Assim, sob acusação tão tremenda, o papagaio já fora aprisionado em um bergantim, do qual se safara com a ajuda prestimosa do gorila, que à época era alto comissário da Real Força Armada de Goa. Aportanto acá, logo a pecha de ser francês o acompanhara. "O que fazer?", perguntaram-me, sob inquietante angústia.

Só há um jeito, sugeri. Digam-se animais. Animais não têm pátria. Portanto, não podem ser apodados de qualquer gentílico. Mas como, manifestaram-se surpresos. "Homens é que somos. Integrantes da gentil e munífica espécie humana".
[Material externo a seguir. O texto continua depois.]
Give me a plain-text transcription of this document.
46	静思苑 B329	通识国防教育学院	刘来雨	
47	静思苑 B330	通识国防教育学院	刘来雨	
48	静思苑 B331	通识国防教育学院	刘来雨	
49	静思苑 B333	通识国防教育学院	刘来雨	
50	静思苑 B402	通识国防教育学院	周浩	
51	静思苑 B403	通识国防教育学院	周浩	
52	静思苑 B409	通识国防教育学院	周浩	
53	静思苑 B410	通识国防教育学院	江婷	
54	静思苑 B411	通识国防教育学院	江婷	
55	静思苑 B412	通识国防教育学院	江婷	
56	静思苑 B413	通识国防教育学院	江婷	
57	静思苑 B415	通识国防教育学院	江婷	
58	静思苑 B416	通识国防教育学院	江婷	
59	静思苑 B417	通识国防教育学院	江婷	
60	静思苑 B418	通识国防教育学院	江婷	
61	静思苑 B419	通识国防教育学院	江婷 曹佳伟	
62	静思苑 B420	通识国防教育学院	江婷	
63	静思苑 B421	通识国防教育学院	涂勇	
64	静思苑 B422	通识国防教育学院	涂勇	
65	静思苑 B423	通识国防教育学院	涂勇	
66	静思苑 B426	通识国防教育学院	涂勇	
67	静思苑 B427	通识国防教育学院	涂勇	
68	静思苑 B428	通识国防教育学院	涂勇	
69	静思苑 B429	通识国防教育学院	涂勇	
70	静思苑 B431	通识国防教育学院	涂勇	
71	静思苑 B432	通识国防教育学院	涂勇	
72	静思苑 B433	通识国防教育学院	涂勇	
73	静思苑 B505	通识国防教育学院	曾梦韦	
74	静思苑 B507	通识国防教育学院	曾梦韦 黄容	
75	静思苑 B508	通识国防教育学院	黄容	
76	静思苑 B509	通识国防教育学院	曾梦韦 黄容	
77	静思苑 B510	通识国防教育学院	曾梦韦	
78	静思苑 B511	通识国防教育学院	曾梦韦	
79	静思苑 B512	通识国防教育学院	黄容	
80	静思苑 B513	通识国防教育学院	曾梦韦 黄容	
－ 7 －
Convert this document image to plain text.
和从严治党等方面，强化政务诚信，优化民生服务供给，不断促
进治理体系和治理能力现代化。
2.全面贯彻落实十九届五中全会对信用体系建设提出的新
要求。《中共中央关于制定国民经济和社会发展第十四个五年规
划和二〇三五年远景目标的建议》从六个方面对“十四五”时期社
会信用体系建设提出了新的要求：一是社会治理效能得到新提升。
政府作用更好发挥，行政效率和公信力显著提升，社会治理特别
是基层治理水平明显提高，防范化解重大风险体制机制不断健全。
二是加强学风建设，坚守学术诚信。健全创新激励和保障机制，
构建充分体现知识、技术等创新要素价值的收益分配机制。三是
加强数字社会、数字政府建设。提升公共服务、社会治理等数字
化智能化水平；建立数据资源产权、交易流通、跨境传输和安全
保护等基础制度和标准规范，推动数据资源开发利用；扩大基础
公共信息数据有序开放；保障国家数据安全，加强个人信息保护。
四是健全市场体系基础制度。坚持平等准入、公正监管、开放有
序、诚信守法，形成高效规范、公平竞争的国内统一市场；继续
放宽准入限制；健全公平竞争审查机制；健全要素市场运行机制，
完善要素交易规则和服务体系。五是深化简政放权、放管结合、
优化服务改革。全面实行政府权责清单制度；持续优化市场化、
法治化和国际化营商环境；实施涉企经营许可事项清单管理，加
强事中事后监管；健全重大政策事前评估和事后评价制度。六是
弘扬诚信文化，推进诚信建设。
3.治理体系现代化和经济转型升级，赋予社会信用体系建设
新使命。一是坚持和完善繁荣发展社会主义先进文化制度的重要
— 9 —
Como advogado que sou, expliquei-lhes que isso seria apenas uma manobra processual. Corrido o processo, o litígio que impetraria em seu favor, provaria que, além de humanos, nem o papagaio nem o gorila seriam tidos como franceses, caso alguém quisesse apor o labéu de francês também ao macaco. Preventivamente, o processo englobaria os dois.

Ficaram satisfeitos. Então, acalmados os temerosos ânimos de meus dois convivas, passamos a falar de coisas amáveis, dos trópicos, das velas dos grandes navios bailando ao mar e nos esquecemos de que no mundo há pessoas que são acusadas de ser francesas.